Investors shun big casual dining brands for smaller restaurant concepts

Friska store

Smaller restaurant concepts bidding to scale from 10 to 30 sites stand more chance of attracting private equity investment than larger, more established operators targeting 100 sites, a new report claims.

Large-scale M&A has been limited during 2017, with private equity notably more cautious on the sector than in recent years. And according to business advisory firm BDO, this has led investors to rethink their objectives.

“The challenge of taking a 50-site casual dining business to 80-100 sites is perhaps not as attractive in the current environment as it was a year ago,” said M&A director Tom Barnard in the company’s latest Restaurants & Bars Report. “We are seeing investors increasingly attracted to smaller restaurant brands. Taking relatively new concepts from 10 to 30 sites is certainly being viewed as less risky than trying to grow mature brands from 60 to 100.”

Private equity investors’ interests lie in differentiated, scalable concepts with attractive value propositions. Smaller brands with fewer than 20 stores and clear roll-out stories remain most appealing.

Investors face a highly competitive environment in their search for the best operators. This was evident in the significant interest generated in the Flat Iron and Caravan processes this year, which secured backing from Piper and Active respectively, said Mr Barnard.

“Active’s backing of new fast casual concept CHIK’N, demonstrates the investor interest even ‘pre-concept’. The increasing popularity of chicken and continued trend towards ‘premiumisation’ make the investment thesis stack-up no doubt. 2017 has also seen Barworks invest in Indian street food concept Rola Wala and Imbiba invest in private members’ club Purple Dragon. The club caters for the whole family, appeals strongly to consumers and, with only one site open to date, is ripe for expansion.”

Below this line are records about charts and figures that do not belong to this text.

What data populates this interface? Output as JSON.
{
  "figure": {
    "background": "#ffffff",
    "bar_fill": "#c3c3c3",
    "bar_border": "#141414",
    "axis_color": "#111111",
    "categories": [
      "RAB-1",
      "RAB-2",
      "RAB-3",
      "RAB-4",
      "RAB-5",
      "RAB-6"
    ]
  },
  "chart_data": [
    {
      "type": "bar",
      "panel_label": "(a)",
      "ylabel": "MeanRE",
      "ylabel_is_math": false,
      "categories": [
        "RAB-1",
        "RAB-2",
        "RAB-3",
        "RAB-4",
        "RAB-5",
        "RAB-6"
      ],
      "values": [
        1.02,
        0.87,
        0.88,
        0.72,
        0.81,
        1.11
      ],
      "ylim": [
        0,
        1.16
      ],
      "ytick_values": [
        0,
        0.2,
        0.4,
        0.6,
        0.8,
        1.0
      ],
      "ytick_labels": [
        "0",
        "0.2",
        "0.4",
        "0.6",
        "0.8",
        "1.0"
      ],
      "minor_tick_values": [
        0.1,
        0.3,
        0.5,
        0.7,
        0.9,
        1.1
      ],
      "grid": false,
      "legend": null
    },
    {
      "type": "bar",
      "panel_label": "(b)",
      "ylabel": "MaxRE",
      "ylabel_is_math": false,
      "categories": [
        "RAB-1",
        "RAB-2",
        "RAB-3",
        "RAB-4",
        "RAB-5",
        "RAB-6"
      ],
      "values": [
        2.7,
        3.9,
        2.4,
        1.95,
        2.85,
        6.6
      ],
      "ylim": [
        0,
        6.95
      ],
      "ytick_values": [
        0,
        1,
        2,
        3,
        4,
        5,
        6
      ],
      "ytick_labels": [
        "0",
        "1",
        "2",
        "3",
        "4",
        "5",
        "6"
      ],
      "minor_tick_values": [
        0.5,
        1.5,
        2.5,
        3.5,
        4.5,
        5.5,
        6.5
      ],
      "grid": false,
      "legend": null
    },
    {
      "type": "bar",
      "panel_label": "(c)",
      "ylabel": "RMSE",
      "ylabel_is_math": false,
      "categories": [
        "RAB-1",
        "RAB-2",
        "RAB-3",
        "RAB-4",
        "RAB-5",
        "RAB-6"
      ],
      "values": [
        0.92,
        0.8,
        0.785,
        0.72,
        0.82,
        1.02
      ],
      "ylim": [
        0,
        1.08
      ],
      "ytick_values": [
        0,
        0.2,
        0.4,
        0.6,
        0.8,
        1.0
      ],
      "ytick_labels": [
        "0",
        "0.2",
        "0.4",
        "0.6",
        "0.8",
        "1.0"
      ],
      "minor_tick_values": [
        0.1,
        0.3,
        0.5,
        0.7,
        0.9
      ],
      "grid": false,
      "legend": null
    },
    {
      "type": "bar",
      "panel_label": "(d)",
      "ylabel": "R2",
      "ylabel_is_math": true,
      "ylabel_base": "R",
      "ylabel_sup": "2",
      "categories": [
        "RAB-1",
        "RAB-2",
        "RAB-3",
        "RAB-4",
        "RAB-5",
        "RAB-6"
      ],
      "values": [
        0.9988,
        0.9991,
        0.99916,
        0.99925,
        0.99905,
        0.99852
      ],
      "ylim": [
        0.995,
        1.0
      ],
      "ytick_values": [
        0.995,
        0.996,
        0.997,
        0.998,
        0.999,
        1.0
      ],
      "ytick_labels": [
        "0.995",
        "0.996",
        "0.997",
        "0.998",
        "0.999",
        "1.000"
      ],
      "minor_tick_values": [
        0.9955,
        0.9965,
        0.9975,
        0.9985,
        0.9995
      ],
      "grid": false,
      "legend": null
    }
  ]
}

BDO also cited reports which suggest more processes are underway. Cocktail bar Be At One, Liverpool based Indian street food concept Mowgli and Bristol-based healthy eating concept Friska (main image) are all expected to transact in the second half of 2017.

At the larger end of the scale, healthy fast food chain Leon raised a further £25m from Swiss PE firm Spice to assist the business with its plans to expand overseas as well as increase its presence domestically, while US-based TSG Consumer Partners acquired 22% of Scottish brewery and pub chain Brewdog.